Sal Essajee successfully defends PhD dissertation

Sal Essajee and PhD Defense

Sal Essajee completed his PhD in Integrative Physiology under the mentorship of Dr. Johnathan Tune, defending his dissertation entitled “The Gordian Knot of Myocardial Perfusion: Disentangling the Complex Interplay Between Coronary Flow, Metabolism and Contractile Function.”
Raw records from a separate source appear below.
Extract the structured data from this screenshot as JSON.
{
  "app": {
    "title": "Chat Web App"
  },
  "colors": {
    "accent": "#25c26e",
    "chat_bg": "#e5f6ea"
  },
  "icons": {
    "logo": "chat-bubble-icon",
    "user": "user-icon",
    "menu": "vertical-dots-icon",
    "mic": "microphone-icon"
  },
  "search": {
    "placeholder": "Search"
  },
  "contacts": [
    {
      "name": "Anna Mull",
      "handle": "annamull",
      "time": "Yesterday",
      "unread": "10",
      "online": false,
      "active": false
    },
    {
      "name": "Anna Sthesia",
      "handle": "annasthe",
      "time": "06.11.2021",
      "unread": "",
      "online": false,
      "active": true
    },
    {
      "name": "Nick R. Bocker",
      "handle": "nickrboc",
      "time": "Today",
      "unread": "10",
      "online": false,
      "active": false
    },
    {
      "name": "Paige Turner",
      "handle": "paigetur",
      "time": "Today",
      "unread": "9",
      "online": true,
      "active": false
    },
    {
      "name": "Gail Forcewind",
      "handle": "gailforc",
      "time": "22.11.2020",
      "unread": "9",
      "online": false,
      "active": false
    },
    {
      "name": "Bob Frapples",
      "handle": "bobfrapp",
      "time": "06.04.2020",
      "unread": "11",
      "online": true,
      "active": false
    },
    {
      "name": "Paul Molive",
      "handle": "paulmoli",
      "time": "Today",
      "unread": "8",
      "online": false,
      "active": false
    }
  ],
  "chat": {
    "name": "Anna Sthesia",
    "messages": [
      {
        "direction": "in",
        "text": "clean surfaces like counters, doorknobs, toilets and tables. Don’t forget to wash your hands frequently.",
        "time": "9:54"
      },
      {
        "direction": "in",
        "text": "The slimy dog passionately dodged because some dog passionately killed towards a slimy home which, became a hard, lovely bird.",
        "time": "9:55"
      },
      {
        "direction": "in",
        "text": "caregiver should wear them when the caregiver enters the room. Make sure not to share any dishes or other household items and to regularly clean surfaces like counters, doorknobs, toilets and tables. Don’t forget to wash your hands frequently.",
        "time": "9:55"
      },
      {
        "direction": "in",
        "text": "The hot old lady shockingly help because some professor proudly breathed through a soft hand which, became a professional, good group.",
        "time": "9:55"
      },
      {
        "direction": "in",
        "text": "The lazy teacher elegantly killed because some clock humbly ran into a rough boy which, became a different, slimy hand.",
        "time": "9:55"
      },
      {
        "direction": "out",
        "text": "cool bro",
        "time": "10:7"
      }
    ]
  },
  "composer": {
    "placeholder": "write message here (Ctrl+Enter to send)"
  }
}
Essajee’s research focused on understanding how the heart matches coronary blood flow to metabolism and function, challenging the current paradigm of supply-demand balance, which asserts that any imbalances between blood flow and metabolism, leads to ischemia and adverse cardiovascular outcomes. His results provide evidence for a perfusion-contraction-metabolism matching paradigm, such that under conditions where coronary blood flow is impaired, the heart reduces its functional and metabolic capacity, arguing against the possibility for there to be a supply-demand “imbalance”. The research team also observed, that in conditions such as heart failure with underlying microvascular dysfunction, the heart still adheres to the perfusion-contraction-metabolism matching paradigm. The results from the studies highlight the need for future experiments that quantify these parameters together, in order to better understand the mechanism by which the heart begins to fail.

After graduation, Essajee will begin a postdoctoral fellow position at UT Southwestern Medical Center, studying heart failure in human patients under the mentorship of Drs. Benjamin Levine and Satyam “Tom” Sarma.